Singular D. Pere, enfundado siempre, fuere verano o invierno, en un terno negro, camisa blanca y corbata sempiternamente negra también, con sus cabellos níveamente blancos siempre revueltos, como si no fueran susceptibles de ser domeñados por el peine más compacto. En su magnífica casa no había instrumento técnico alguno que pudiera hacernos evocar el momento en el que vivíamos. No sólo ayuno de móvil o de ordenador ¡qué digo!, sino de teléfono fijo, de suerte que la comunicación con él se producía en los términos más parejos a como se debían relacionar quienes vivieran en Valencia en la Edad Moderna: yo le enviaba a su casa un mensaje escrito con un mensajero, quien tenía la orden de esperar la respuesta, y ésta llegaba por la misma vía a mis manos. Cuando le pregunté un día la razón por la cual había prescindido del teléfono me respondió que lo había hecho porque la última vez que sonó fue para comunicarle la pérdida de un ser bien querido por él. Al menos la falta de conexión podía retrasar la noticia de la adversidad.
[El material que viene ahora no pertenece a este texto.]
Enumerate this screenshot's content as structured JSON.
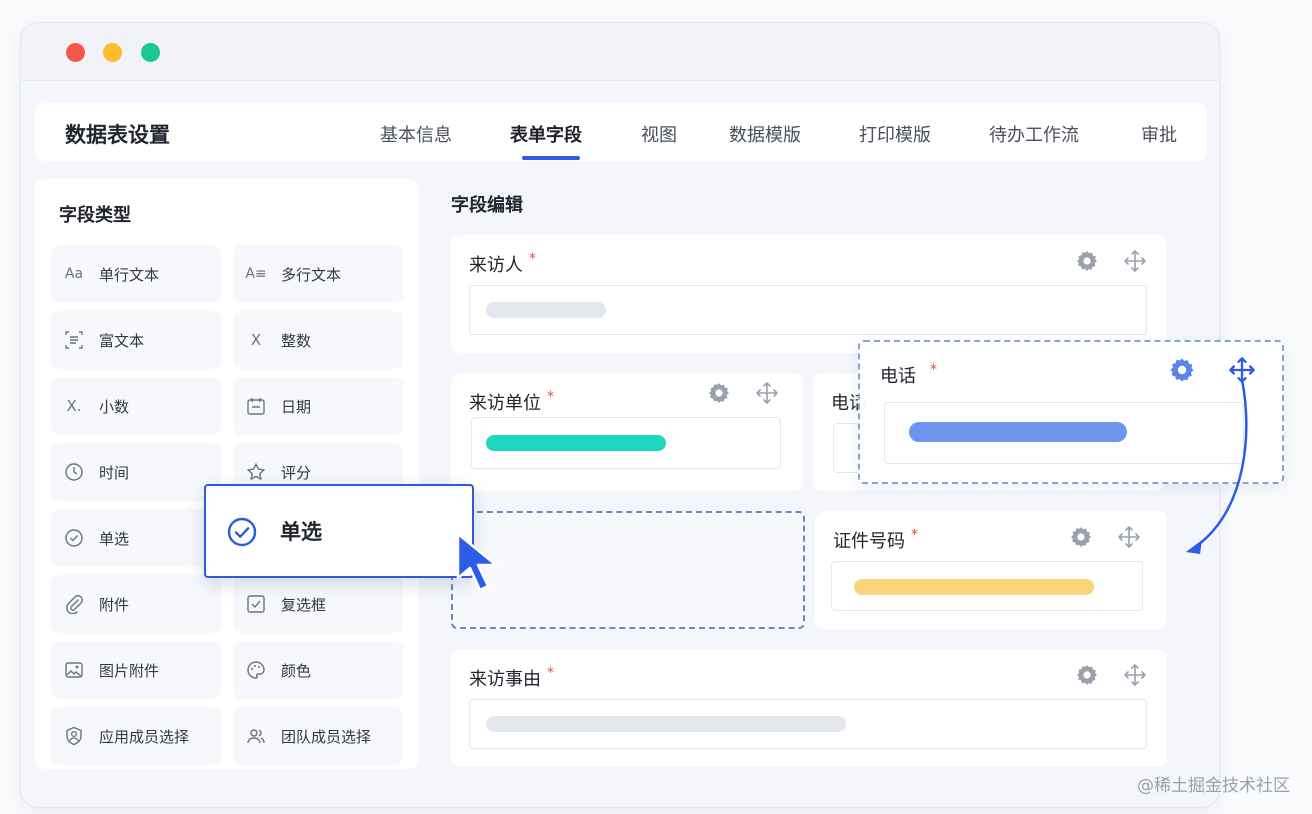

Se nos fue D. Pere, como cada uno de nosotros nos iremos yendo cuando la Providencia nos llame, pero en su caso, no sólo subsistirá la belleza de su recuerdo, como escribía William Wordworth, sino que quedará una constancia material en el rico patrimonio artístico que nos donó a todos los valencianos. Que descanse en paz y que a estas horas el balcón de la eternidad le haya abierto el horizonte de respuesta a todas sus preguntas.